In the book Waller makes him a poet of the camera who “was after art for art’s sake.” But in the movie Robert modestly tells Francesca: “I’m no artist.” Waller’s Robert said stuff like “I am the highway and a peregrine and all the sails that ever went to sea.” Most of that gas has been siphoned out of the movie, except for an occasional emission when Eastwood is forced to say lines like “I embrace the mystery.” But the erotic tension that develops between Eastwood and Streep is a believable force that rises out of myriad beautifully observed details. Streep slaps her cheeks when she feels herself drawn to him. The self-punishing gesture is somehow European; it goes with her perfect vestigial Italian accent, worn down to a musical nuance in the alien corn of Iowa. Eastwood’s eloquent squint works as well with a camera as it has with a gun.
Eastwood and Streep-it seemed an unlikely pairing, but they work together with a sensual dignity that develops real heat and power. You can feel their desire reviving long-suppressed dreams. Soaking in her bathtub, she looks up at the shower head, still dripping from his recent use. It’s sexier than all the pervasive Hollywood bimbolatry, And where Waller wallows in Robert’s mystic maleness, the film wisely lets Francesca, at one point, angrily accuse him of macho complacency: “You get to be a voyeur, hermit and lover . . . You’re a hypocrite and a phony.”
The movie’s one uncertain device is its framing of the story in flashback, when Francesca’s son (Victor Slezak) and daughter (Annie Corley) find their mother’s diaries after her death 22 years after her four ecstatic days. Their recurrent appearances interrupt the story’s momentum. And the effect of learning about their mother’s affair on their own marital problems lends a taint of glib psychotherapy to a story that should stand on its own romantic feet.

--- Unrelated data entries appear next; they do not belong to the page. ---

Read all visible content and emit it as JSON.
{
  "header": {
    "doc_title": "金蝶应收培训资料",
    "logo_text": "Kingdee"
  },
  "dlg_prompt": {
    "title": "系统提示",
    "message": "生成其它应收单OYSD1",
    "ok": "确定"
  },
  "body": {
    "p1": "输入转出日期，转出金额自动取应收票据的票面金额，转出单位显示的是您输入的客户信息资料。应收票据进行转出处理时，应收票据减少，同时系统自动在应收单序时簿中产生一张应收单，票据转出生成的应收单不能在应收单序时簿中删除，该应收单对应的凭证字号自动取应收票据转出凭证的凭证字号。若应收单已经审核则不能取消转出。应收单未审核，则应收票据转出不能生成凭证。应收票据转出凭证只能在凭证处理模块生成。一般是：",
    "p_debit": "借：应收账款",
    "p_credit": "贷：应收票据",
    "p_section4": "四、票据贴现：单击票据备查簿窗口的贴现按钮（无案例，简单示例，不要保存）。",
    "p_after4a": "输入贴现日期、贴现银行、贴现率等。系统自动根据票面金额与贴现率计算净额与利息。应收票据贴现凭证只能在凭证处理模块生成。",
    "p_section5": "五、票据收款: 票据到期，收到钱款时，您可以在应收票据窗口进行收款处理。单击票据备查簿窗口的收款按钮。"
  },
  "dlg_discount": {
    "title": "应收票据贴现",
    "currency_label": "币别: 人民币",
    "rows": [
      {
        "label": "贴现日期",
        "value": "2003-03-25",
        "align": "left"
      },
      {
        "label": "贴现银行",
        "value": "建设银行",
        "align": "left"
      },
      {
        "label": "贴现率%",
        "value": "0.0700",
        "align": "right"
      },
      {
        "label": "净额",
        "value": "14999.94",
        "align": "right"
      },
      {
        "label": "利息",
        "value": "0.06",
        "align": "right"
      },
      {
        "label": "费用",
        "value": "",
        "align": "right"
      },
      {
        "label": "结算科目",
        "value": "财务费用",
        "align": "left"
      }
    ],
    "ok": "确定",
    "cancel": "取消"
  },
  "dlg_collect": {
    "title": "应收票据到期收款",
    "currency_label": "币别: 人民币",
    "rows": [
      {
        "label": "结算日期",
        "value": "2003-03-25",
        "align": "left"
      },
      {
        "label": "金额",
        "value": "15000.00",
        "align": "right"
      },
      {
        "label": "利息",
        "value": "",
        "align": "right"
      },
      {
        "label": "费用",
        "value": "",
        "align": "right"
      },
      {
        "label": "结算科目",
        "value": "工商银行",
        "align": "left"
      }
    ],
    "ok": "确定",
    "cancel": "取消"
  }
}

Those feet might have slipped badly without the strength of Streep and Eastwood, just as Tom Hanks gave touching integrity to Forrest Gump. Gumpism was a fantasy of redemption: the mildly retarded Forrest was a kind of holy fool, whose insertion into our recent history canceled its corruptions and restored our innocence. Wallerism is the fantasy of erotic transcendence–four days to redeem a lifetime of conformity. The tremendous success of both fantasies doesn’t say much for our current sense of reality. But Streep and Eastwood seduce you into believing the fantasy. As one of Hemingway’s heroes said, isn’t it pretty to think so?